The business asserted that Friday’s recall, despite its tiny size, shouldn’t lead to another statewide baby formula scarcity.

“This recall equates to less than one day’s worth of the total number of ounces of infant formula fed in the U.S. and is not expected to impact the overall U.S. infant supply,” according to Illinois-based Abbott, the largest U.S. formula manufacturer.

The Ready-to-Feed liquid solutions for newborns and children packaged in 2 fluid ounce/59-milliliter bottles are being recalled in some lots.

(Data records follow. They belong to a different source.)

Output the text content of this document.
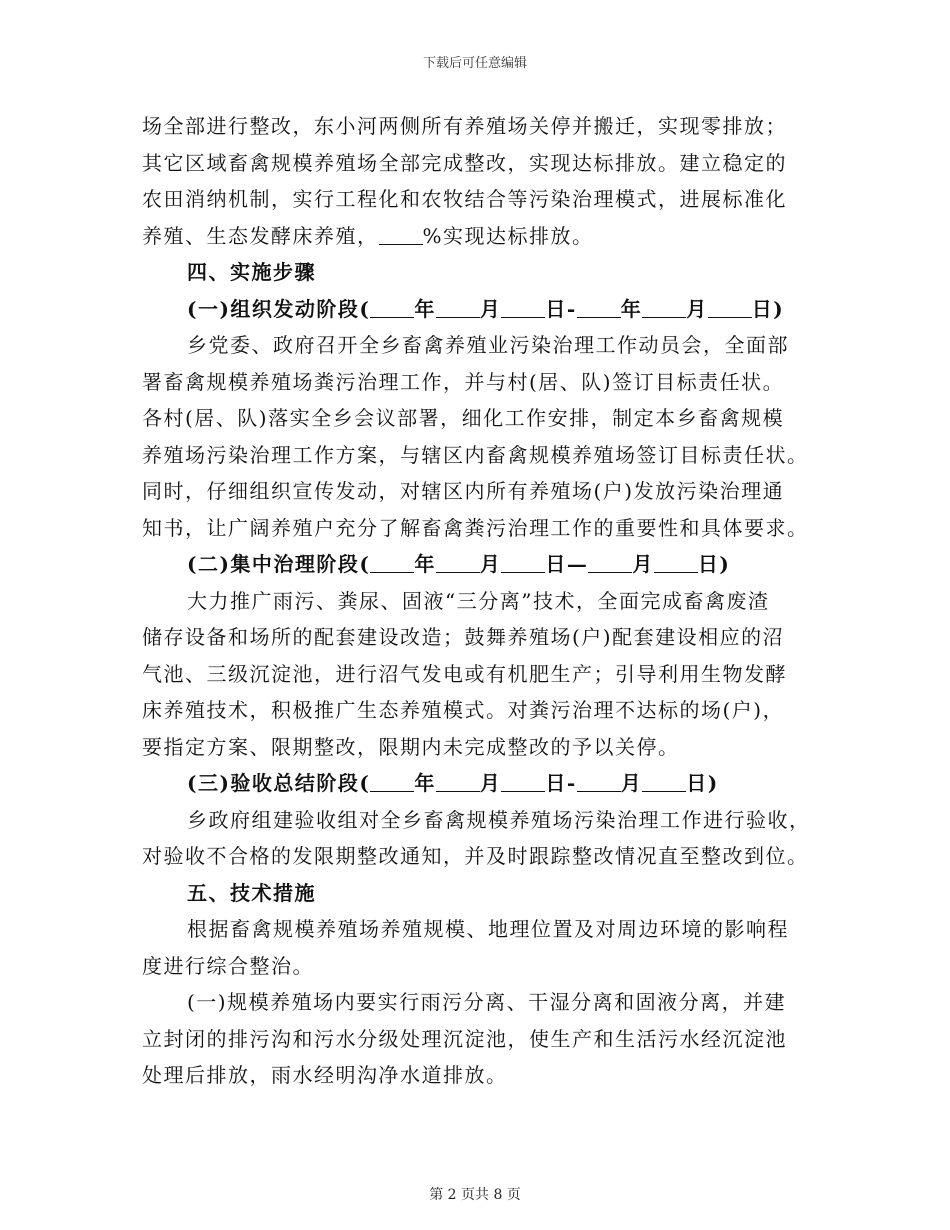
下载后可任意编辑
场全部进行整改，东小河两侧所有养殖场关停并搬迁，实现零排放；
其它区域畜禽规模养殖场全部完成整改，实现达标排放。建立稳定的
农田消纳机制，实行工程化和农牧结合等污染治理模式，进展标准化
养殖、生态发酵床养殖， %实现达标排放。
四、实施步骤
(一)组织发动阶段( 年 月 日- 年 月 日)
乡党委、政府召开全乡畜禽养殖业污染治理工作动员会，全面部
署畜禽规模养殖场粪污治理工作，并与村(居、队)签订目标责任状。
各村(居、队)落实全乡会议部署，细化工作安排，制定本乡畜禽规模
养殖场污染治理工作方案，与辖区内畜禽规模养殖场签订目标责任状。
同时，仔细组织宣传发动，对辖区内所有养殖场(户)发放污染治理通
知书，让广阔养殖户充分了解畜禽粪污治理工作的重要性和具体要求。
(二)集中治理阶段( 年 月 日— 月 日)
大力推广雨污、粪尿、固液“三分离”技术，全面完成畜禽废渣
储存设备和场所的配套建设改造；鼓舞养殖场(户)配套建设相应的沼
气池、三级沉淀池，进行沼气发电或有机肥生产；引导利用生物发酵
床养殖技术，积极推广生态养殖模式。对粪污治理不达标的场(户)，
要指定方案、限期整改，限期内未完成整改的予以关停。
(三)验收总结阶段( 年 月 日- 月 日)
乡政府组建验收组对全乡畜禽规模养殖场污染治理工作进行验收，
对验收不合格的发限期整改通知，并及时跟踪整改情况直至整改到位。
五、技术措施
根据畜禽规模养殖场养殖规模、地理位置及对周边环境的影响程
度进行综合整治。
(一)规模养殖场内要实行雨污分离、干湿分离和固液分离，并建
立封闭的排污沟和污水分级处理沉淀池，使生产和生活污水经沉淀池
处理后排放，雨水经明沟净水道排放。
第 2 页共 8 页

If ingested, the formula may result in diarrhea and vomiting, according to Abbott.

The recalled products include Similac Pro-Total ComfortTM, Similac 360 Total Care, Similac 360 Total Care Sensitive, Similac Special Care 24, Similac Stage 1, Similac NeoSure, Similac Water (sterilized), Pedialyte Electrolyte Solution, all of which are produced at Abbott’s manufacturing facility in Columbus, Ohio.

Abbott said that in addition to increasing production across its entire global network, Similac infant formula is still available for purchase at retail establishments in a variety of product sizes, and Similac products are still produced for hospitals and other healthcare facilities on a different production line.

The majority of the hospitals, medical practices, and shops in the United States, including Puerto Rico, received the recalled goods. Two lots were transported to Canada, Curacao, Panama, Trinidad & Tobago, Bermuda, Barbados, Bermuda, Colombia, the Dominican Republic, Haiti, Jamaica, St. Croix, and St. Thomas.

Customers who purchased some of the recalled formula are advised not to use it and to visit to examine a list of the affected lot numbers or to utilize the lot number checker.

Since February, when Abbott temporarily shut down its largest plant in Michigan and recalled several popular brands of formula, including Similac, many parents have experienced ongoing shortages of baby formula.

The plant’s closure coincided with a federal investigation into four infants who contracted bacterial infections after consuming powdered formula from the facility, two of whom passed away. The infections, which featured several bacterial strains, were not directly related to the company’s products, according to the business.

In the end, FDA investigators found numerous infractions at the facility, including bacterial contamination, a leaky roof, and weak safety procedures.